Zhang Zairong's research group at the Interdisciplinary Research Center of Biology and Chemistry at the Shanghai Institute of Organic Chemistry, Chinese Academy of Sciences found that misfolded membrane proteins undergo a "re-ubiquitination" process after they are ubiquitinated and transported from the endoplasmic reticulum membrane to the cytoplasm. In turn, it can be effectively recognized and degraded by the proteasome. Relevant research results were recently published in the journal Molecular Cell.

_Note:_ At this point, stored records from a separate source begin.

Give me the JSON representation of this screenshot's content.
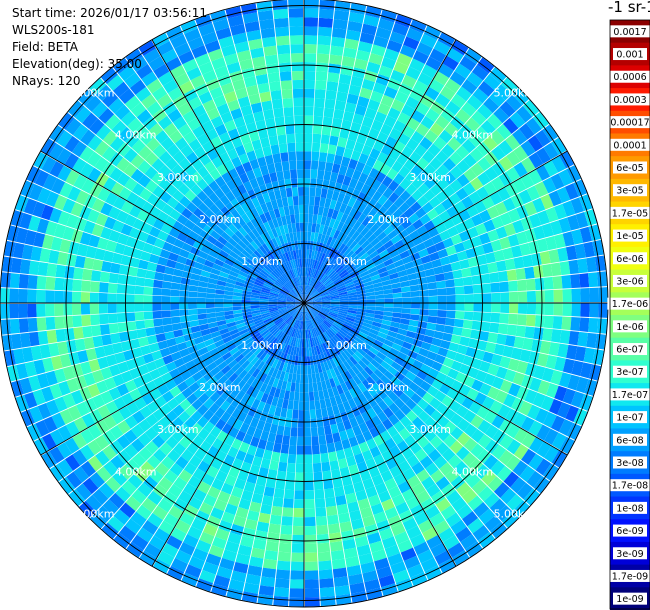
{
  "info": {
    "start_time": "Start time: 2026/01/17 03:56:11",
    "instrument": "WLS200s-181",
    "field": "Field: BETA",
    "elevation": "Elevation(deg): 35.00",
    "nrays": "NRays: 120"
  },
  "unit_label": "-1 sr-1",
  "chart_data": {
    "type": "heatmap",
    "projection": "polar (PPI scan)",
    "field": "BETA",
    "n_rays": 120,
    "elevation_deg": 35.0,
    "range_rings_km": [
      1,
      2,
      3,
      4,
      5
    ],
    "ring_labels": [
      "1.00km",
      "2.00km",
      "3.00km",
      "4.00km",
      "5.00km"
    ],
    "max_range_km": 5.3,
    "spoke_angles_deg": [
      0,
      30,
      60,
      90,
      120,
      150,
      180,
      210,
      240,
      270,
      300,
      330
    ],
    "dominant_value_by_range": [
      {
        "range_km": [
          0.0,
          1.0
        ],
        "value": "3e-08"
      },
      {
        "range_km": [
          1.0,
          2.5
        ],
        "value": "6e-08"
      },
      {
        "range_km": [
          2.5,
          3.5
        ],
        "value": "1.7e-07"
      },
      {
        "range_km": [
          3.5,
          4.5
        ],
        "value": "1.7e-07 to 6e-07"
      },
      {
        "range_km": [
          4.5,
          5.3
        ],
        "value": "1e-07 to 3e-08"
      }
    ],
    "colorbar": {
      "scale": "log",
      "ticks": [
        "0.0017",
        "0.001",
        "0.0006",
        "0.0003",
        "0.00017",
        "0.0001",
        "6e-05",
        "3e-05",
        "1.7e-05",
        "1e-05",
        "6e-06",
        "3e-06",
        "1.7e-06",
        "1e-06",
        "6e-07",
        "3e-07",
        "1.7e-07",
        "1e-07",
        "6e-08",
        "3e-08",
        "1.7e-08",
        "1e-08",
        "6e-09",
        "3e-09",
        "1.7e-09",
        "1e-09"
      ],
      "colors": [
        "#8b0000",
        "#b40000",
        "#dc0000",
        "#ff1a00",
        "#ff4d00",
        "#ff7a00",
        "#ff9a00",
        "#ffb800",
        "#ffd400",
        "#fff000",
        "#f0ff10",
        "#c8ff3a",
        "#a4ff5a",
        "#7fff80",
        "#58ffa6",
        "#30ffd0",
        "#10e8ef",
        "#00c4ff",
        "#00a0ff",
        "#007cff",
        "#0058ff",
        "#0034ff",
        "#0010ff",
        "#0000d8",
        "#0000a6",
        "#00007a"
      ]
    }
  }
}
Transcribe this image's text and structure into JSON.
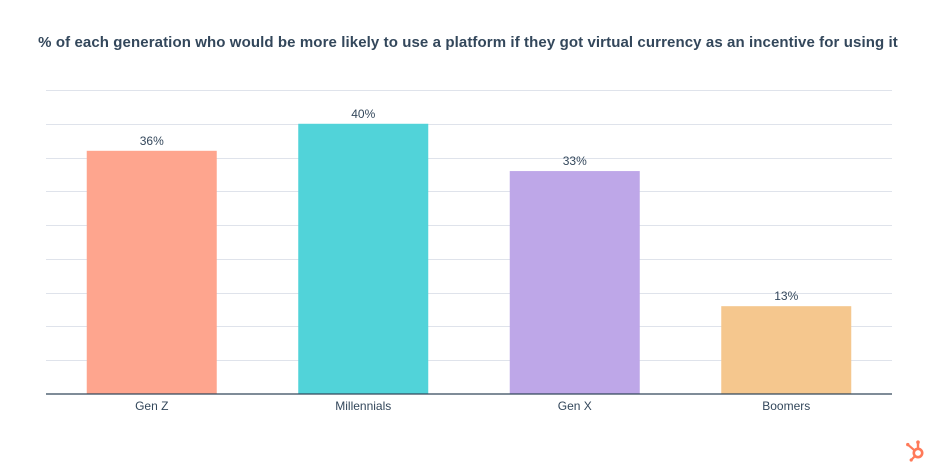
{
  "chart_data": {
    "type": "bar",
    "title": "% of each generation who would be more likely to use a platform if they got virtual currency as an incentive for using it",
    "categories": [
      "Gen Z",
      "Millennials",
      "Gen X",
      "Boomers"
    ],
    "values": [
      36,
      40,
      33,
      13
    ],
    "value_labels": [
      "36%",
      "40%",
      "33%",
      "13%"
    ],
    "colors": [
      "#fea58e",
      "#51d3d9",
      "#bea7e8",
      "#f5c78e"
    ],
    "xlabel": "",
    "ylabel": "",
    "ylim": [
      0,
      45
    ],
    "grid": true,
    "gridline_step": 5,
    "legend": "none"
  },
  "branding": {
    "logo_icon": "hubspot-sprocket-icon",
    "logo_color": "#ff7a59"
  }
}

The accumulation of misfolded proteins in cells can cause damage to cells, cause cellular dysfunction and lead to diseases, such as neurodegenerative diseases. In order to maintain normal physiological functions, eukaryotic cells have evolved the ubiquitin-proteasome pathway to degrade misfolded proteins: the protein substrate to be cleared is covalently modified by ubiquitin molecules under the action of ubiquitin ligase, and then protease recognized and degraded by the body. In addition, cells rely on the kinesin p97 complex to clear misfolded transmembrane proteins. The p97 complex separates it from the membrane, unfolds it, and transports it into the hydrophilic cytoplasm, where it is recognized and degraded by the proteasome located there. However, the process of how membrane proteins are recognized by the proteasome after being separated from the biological membrane by the p97 complex, unfolded, and released into the cytoplasm has been overlooked.

Zhang Zairong's team selected gout-related misfolded membrane protein ABCG2 as the research object and found that ABCG2 transported into the cytoplasm by the p97 complex will be recognized by a complex composed of the molecular chaperone BAG6 and the ubiquitin ligase RNF126. The study further found that RNF126 mediates the re-ubiquitination of the substrate protein, allowing the substrate protein to be effectively recognized and degraded by the proteasome. This strategy by which cells degrade misfolded membrane proteins is called "reubiquitination," which promotes rapid degradation of protein substrates transported or unfolded by p97 and reduces the retention of peptide chains unfolded by p97 in the cytoplasm. time so that the substrate does not form aggregates and cause damage to the cells. At the same time, this study revealed that the substrate range of RNF126-BAG6 is broad-spectrum, indicating that "reubiquitination" may be a ubiquitous mechanism. The "reubiquitinating enzyme" RNF126 is highly expressed in a variety of cancer cells, can promote cell growth, and is likely to be closely related to the function of cancer cells to clear misfolded proteins.